Forum Discussion
Connecting data from Microsoft 365 Defender to Microsoft Sentinel
I understand Microsoft 365 Defender incidents include all their alerts, entities, and other relevant information, and they group together and are enriched by, alerts from Microsoft 365 Defender's component services: Microsoft Defender for Endpoint, Microsoft Defender for Identity, Microsoft Defender for Office 365, and Microsoft Defender for Cloud Apps etc...
One thing I want to clarify is there ever a need to onboard and connect, each individual related connector as well, such as Microsoft Defender for Endpoint or Microsoft Defender for Identity etc...?
Source: Connect Microsoft 365 Defender data to Microsoft Sentinel | Microsoft Learn
See line #1 from the note.
Clive_Watson - Don't suppose you are aware of any issues with the Microsoft Defender connector in Sentinel are you?
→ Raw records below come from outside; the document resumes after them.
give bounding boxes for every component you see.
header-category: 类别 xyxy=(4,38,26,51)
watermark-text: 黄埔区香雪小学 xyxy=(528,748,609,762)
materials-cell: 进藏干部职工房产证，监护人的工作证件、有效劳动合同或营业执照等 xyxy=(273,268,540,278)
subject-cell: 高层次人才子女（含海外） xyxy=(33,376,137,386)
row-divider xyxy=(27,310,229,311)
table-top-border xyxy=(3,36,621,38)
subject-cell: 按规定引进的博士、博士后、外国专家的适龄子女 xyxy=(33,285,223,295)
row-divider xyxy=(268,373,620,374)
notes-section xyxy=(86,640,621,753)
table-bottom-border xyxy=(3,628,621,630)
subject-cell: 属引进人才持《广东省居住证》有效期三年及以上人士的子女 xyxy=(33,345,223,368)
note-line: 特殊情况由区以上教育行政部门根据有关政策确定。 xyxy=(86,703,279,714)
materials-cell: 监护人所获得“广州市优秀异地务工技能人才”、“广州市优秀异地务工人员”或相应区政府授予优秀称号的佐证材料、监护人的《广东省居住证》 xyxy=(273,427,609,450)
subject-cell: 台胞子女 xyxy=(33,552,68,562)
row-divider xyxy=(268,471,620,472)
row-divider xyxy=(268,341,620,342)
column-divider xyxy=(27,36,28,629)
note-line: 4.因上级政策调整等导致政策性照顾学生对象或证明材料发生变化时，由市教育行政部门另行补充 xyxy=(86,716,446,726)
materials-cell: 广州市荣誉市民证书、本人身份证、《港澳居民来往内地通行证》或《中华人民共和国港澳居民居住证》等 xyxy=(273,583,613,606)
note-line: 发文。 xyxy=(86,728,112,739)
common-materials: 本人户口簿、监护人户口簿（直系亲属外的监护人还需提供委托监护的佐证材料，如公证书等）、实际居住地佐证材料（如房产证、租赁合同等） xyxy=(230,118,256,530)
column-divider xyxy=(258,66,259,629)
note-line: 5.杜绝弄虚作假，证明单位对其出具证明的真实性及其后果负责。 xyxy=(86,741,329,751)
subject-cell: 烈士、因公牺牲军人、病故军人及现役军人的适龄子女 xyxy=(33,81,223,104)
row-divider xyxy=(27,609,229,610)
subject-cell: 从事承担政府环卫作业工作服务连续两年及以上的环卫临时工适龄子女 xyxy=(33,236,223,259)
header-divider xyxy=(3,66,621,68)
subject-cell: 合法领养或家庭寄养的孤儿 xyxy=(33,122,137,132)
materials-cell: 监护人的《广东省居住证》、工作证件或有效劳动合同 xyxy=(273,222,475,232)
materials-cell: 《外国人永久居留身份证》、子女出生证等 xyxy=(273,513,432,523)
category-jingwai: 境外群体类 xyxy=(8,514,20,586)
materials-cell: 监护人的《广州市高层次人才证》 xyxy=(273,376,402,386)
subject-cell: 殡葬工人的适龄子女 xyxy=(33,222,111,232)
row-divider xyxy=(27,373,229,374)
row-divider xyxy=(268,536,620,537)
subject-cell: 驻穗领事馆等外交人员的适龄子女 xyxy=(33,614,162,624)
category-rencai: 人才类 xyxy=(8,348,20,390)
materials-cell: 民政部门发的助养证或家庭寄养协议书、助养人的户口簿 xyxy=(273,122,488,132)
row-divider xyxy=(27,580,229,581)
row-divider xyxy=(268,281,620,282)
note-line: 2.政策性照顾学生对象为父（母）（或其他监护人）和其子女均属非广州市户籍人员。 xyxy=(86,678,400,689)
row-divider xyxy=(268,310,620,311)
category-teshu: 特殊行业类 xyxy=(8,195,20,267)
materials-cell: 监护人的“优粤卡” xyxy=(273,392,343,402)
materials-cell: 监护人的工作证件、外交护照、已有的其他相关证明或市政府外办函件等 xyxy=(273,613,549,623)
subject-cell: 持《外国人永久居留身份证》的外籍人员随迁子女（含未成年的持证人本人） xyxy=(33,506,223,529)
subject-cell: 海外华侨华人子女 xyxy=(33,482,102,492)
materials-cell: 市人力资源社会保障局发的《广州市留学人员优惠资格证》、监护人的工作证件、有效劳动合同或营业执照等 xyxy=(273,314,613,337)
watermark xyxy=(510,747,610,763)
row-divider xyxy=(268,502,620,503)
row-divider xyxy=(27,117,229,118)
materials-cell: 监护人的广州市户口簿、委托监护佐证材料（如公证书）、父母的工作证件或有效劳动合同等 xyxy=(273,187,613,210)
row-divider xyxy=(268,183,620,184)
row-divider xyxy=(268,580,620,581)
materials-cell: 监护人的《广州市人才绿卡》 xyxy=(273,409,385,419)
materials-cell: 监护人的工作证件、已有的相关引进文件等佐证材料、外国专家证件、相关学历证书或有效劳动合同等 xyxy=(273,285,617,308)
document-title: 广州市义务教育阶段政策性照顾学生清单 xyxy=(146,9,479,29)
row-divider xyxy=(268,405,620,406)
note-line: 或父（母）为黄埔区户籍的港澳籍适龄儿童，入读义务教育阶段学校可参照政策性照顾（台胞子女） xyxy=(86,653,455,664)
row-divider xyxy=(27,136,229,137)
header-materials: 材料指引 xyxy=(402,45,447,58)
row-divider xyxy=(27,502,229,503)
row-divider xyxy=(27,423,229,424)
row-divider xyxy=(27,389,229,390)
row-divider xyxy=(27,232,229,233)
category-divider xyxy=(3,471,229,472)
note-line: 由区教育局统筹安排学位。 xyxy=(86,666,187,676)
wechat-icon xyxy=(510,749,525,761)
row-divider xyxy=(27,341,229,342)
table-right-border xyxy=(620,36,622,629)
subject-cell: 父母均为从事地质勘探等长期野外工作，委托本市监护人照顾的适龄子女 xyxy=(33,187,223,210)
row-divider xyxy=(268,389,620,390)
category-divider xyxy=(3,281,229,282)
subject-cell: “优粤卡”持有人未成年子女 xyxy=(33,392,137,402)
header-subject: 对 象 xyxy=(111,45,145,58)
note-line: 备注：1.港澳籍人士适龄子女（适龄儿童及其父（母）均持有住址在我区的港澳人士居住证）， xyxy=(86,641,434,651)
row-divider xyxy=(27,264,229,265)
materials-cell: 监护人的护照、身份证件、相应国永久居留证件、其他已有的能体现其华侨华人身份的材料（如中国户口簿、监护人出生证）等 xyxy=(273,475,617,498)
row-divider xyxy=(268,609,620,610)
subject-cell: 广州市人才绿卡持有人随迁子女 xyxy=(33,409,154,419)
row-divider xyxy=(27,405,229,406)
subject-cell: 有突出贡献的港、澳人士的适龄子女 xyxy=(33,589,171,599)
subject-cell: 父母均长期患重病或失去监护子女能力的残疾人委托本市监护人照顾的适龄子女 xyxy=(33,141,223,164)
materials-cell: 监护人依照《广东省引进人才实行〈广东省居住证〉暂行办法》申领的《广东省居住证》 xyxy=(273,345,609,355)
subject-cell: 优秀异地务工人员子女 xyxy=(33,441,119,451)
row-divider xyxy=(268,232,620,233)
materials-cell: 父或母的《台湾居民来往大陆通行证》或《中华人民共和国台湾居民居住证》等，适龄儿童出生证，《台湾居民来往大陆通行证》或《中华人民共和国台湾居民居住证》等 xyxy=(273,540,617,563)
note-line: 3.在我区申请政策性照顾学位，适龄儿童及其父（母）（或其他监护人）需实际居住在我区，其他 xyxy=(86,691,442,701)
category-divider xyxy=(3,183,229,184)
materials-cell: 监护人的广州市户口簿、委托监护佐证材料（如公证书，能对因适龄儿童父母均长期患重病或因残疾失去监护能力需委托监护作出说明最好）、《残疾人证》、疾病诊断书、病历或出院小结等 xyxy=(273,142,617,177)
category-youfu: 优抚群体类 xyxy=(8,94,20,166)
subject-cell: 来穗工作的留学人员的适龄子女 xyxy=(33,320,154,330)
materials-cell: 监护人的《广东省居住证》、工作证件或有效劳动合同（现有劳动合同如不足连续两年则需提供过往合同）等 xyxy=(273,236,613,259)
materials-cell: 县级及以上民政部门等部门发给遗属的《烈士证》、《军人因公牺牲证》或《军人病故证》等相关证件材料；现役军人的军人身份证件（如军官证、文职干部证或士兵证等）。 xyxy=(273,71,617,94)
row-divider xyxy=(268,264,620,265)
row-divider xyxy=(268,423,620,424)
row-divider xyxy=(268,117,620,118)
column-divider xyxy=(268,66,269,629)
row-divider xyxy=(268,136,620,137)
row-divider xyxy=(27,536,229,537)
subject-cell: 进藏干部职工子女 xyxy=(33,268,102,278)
It's worked fine for me since preview but now I get the following error on MDE and M365 Defender connector.
I came across the following article which suggests its somethign to do with the classic CA policy created when Intune is connected to Defender portal: AADSTS50131: Device is not in required device state: known. Or, the request was blocked due to suspicious activity, access policy, or security policy decisions with WDATP | Liebensraum - I've seen another MSFT doc suggesting you should NOT delete this policy but instead you can exclude users, any thoughts?